Identifying the appropriate metrics to effectively monitor strategic objectives is an activity that requires some experience. For monitoring to be effective and high-performance, it is essential that the metrics are:

  • Clear to interpret (simple to calculate and unambiguous)
  • Quantifiable (in a pure quantitative way or by reducing a qualitative evaluation to a score)
  • Not polarized (not influenced by architectural choices or by the control system itself)
  • Relevant (effectively aligned with the defined objectives).

The monitoring of the MoS should be done periodically, at the same time as the Portfolio Management review activity, generally once a month, by the Steering committee of the company function (in the data sector, by the IT unit or by the Data Management unit).

The complete process

Quantyca, through the Strategy & Business Development unit and the CoE of Organizational & Change Governance, has refined the framework definition based on feedback collected from application contexts and consolidated the experience of supporting clients in gradually adopting the described tools.

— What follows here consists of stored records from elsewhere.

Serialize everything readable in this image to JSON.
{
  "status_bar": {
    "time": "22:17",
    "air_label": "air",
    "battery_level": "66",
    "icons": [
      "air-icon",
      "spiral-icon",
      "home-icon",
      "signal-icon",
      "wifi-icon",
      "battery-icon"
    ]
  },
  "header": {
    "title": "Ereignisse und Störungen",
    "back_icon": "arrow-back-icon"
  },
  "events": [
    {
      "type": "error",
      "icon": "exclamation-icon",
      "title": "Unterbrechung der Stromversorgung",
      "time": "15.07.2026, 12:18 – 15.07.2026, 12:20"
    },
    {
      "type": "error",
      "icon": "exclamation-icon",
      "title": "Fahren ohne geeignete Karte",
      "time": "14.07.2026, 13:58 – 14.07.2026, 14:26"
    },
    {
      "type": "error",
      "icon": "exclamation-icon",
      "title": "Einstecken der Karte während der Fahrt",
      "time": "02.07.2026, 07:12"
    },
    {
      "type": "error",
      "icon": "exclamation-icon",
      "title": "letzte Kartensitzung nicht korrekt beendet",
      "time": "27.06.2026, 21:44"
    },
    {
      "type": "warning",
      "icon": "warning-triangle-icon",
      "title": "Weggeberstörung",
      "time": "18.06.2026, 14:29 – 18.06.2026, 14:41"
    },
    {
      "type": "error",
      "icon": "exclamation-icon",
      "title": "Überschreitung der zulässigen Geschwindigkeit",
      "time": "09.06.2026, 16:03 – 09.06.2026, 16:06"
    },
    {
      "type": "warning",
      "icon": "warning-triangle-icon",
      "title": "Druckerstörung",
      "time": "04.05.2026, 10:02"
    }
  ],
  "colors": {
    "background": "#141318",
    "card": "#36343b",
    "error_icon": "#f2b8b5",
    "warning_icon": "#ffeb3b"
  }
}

The complete adoption process involves the following phases:

1 Strategy Definition
Definition of vision, objectives, and success measures
2 Program Mapping
Definition of programs and association with objectives
3 Activity Portfolio Drafting
Identification of elementary activities for each program
4 Periodic Priority Review
Evaluation of activities by priority using a value-cost matrix
5 Periodic Monitoring
Measurement and interpretation of success metrics, defining any corrective actions for the strategy

Benefits

Adopting a value-driven Portfolio Management approach as described entails three main advantages:

Alignment with Stakeholder Value Expectations
Ensuring delivery is closely aligned with the expectations explicitly stated and shared with stakeholders. This reduces the risk of wasting resources on activities that are not actually useful to the cause.
Fair Budget Allocation
Ensuring greater control in covering all strategic objectives with the available budget. This reduces the risk of excessively focusing resources on only a few programs (often dictated by operational needs) at the expense of others that are equally important in contributing to the value.
Investment planning in perspective
Guarantee of investing in a far-sighted way on initiatives aimed at reproducing value over time and not only on the short-term contingent demands of Business as Usual.